A number of airlines are currently on global roadshows to encourage applications to join the ranks of flight attendants. Meanwhile there is growing concern about pilot training.
Airlines have realised that while the current challenges from the lack of aircraft along with still being at roughly 90 per cent of pre-covid demand, they are just about coping. But when they look to the future the pool for potential cadets to come through the system to take the right-hand-seat is dwindling. A big barrier for new joiners is the cost.
Getting a commercial licence and a type rating for one of the most popular airline types (The Boeing 737 MAX and the Airbus A320 family) will cost in the region of $130,000 – usually funded by a loan or the bank of mum and dad. Once flying an airline will hold a “bond” sometimes as much of $30,000 to tie the new pilot to the airline. Hardly an attractive proposition.
But according to Maximilian Buerger, managing director of AFM.aero, the market intelligence platform and advisory company, at a January flight training industry seminar, things could be changing.
The airlines have re-hired as many experienced pilots that were laid off during the pandemic that they can and pushed through those that were already in independent academies as training started. But these are not enough. Many airlines are returning to creating their own cadet programmes – which has led to a surge in the “poaching” of qualified instructors.
“Airlines are coming back to cadet programmes which are not self-funded programmes anymore,” he said. They are either fully funded, or partially funded. “We think that we’re going to see an increasing model or trend, which will be very similar to the airBaltic programme, where within an airline cadet programme, applicants or individuals might be funding the PPL stage of the pilot training, with the rest of it will be financed by the airline.”
But this all takes time.
Eurowings chief operating officer, Edi Wolfensberger, has warned there’s a big risk of the availability of new pilots in 2024, due directly to the lack of pilots enrolling to pilot training in 2020, 2021 and early 2022.
Buerger confirmed this. “We feel 2024 is going to be a really interesting year in terms of kind of this misbalance of demand and supply,” he said. A further challenge will be the lack of simulator capacity.
Stand by for a large increase in the number of academies both independent and airline-run … and watch out for increased costs in simulator time and new sims.
Sustainability and advanced aircraft
When we look at trends for the next 12 months, we cannot avoid those twins – sustainability and advanced aircraft.
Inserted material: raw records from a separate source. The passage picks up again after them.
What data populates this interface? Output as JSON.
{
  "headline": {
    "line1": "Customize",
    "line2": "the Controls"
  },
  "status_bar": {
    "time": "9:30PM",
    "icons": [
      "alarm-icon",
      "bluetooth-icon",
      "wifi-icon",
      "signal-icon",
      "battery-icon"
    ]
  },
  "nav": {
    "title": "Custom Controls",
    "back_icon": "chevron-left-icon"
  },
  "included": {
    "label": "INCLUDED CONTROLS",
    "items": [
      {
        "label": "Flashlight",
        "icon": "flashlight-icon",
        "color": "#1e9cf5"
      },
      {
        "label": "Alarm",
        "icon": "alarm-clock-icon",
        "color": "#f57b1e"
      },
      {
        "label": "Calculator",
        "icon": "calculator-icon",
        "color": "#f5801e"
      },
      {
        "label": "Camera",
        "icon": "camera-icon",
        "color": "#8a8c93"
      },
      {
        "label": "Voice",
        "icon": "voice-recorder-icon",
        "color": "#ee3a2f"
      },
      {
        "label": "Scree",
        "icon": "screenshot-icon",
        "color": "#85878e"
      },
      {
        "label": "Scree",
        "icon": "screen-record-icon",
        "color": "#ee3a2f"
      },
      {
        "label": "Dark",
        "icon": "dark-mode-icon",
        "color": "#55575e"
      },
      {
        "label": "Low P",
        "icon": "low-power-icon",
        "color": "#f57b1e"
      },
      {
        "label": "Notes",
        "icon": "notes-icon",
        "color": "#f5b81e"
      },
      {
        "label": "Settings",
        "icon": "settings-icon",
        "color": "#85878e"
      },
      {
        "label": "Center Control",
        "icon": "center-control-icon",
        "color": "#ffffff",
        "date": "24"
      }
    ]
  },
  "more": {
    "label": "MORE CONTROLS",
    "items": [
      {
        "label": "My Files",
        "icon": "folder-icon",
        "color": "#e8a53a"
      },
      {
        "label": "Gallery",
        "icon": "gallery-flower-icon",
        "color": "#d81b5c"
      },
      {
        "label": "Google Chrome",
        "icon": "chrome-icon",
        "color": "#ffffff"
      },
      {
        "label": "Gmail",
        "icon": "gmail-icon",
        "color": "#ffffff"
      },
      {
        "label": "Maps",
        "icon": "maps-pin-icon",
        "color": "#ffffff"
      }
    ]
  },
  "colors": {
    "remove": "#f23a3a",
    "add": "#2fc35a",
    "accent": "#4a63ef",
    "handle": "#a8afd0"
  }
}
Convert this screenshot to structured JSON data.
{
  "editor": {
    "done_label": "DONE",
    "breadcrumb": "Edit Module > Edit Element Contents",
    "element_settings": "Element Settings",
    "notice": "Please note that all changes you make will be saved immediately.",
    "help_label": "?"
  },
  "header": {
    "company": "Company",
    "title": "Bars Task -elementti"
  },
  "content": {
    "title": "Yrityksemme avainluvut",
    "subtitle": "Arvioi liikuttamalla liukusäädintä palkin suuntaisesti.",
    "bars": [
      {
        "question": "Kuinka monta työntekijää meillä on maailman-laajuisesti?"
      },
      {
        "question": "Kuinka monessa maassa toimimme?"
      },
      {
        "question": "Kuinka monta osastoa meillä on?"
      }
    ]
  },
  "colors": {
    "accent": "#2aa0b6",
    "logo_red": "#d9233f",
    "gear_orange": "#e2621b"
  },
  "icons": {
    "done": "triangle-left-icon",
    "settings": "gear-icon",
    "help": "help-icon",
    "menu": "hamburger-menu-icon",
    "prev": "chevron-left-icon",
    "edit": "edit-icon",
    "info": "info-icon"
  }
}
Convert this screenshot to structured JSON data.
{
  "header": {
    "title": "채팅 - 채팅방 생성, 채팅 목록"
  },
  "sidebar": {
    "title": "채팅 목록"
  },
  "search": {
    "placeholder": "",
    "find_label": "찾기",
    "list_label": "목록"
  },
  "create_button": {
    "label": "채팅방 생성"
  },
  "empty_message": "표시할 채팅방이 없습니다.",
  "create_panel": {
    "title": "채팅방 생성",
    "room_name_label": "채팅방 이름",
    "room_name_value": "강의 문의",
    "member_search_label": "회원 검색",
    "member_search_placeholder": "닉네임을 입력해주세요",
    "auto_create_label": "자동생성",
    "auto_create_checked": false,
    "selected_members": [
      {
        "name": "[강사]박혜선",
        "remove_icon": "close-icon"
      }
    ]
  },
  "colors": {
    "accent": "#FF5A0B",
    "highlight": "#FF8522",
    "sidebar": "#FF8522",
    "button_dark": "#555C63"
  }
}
Urban and advanced aircraft are pushing on. It is my belief we will see more practical targets – think healthcare and cargo. During the pandemic we saw unmanned delivery drones dropping at hospitals and medical centres and by so doing proved their capabilities albeit through empty skies.
These “practical” applications will make a better case for investment in the technology and help deliver one key development in the shape of improved battery technology making longer flights of over 100 miles more practical and sustainable.
Some 40 per cent of private equity and venture capital professionals believe battery technology will evolve enough over the next two years to make this achievable, and 29 per cent believe this will be the case by 2025.
On a sustainable front, already this year we have seen progression in the search for a hydrogen solution to air power. More aircraft types will deliver hydrogen flight during this year and Airbus with its A380 hydrogen engine test bed, and companies like Rolls-Royce and MTU, will be pushing engine development further.
As these trends start to pull together to a common goal, surely as we end 2023, it will be with even greater optimism about the future of flight.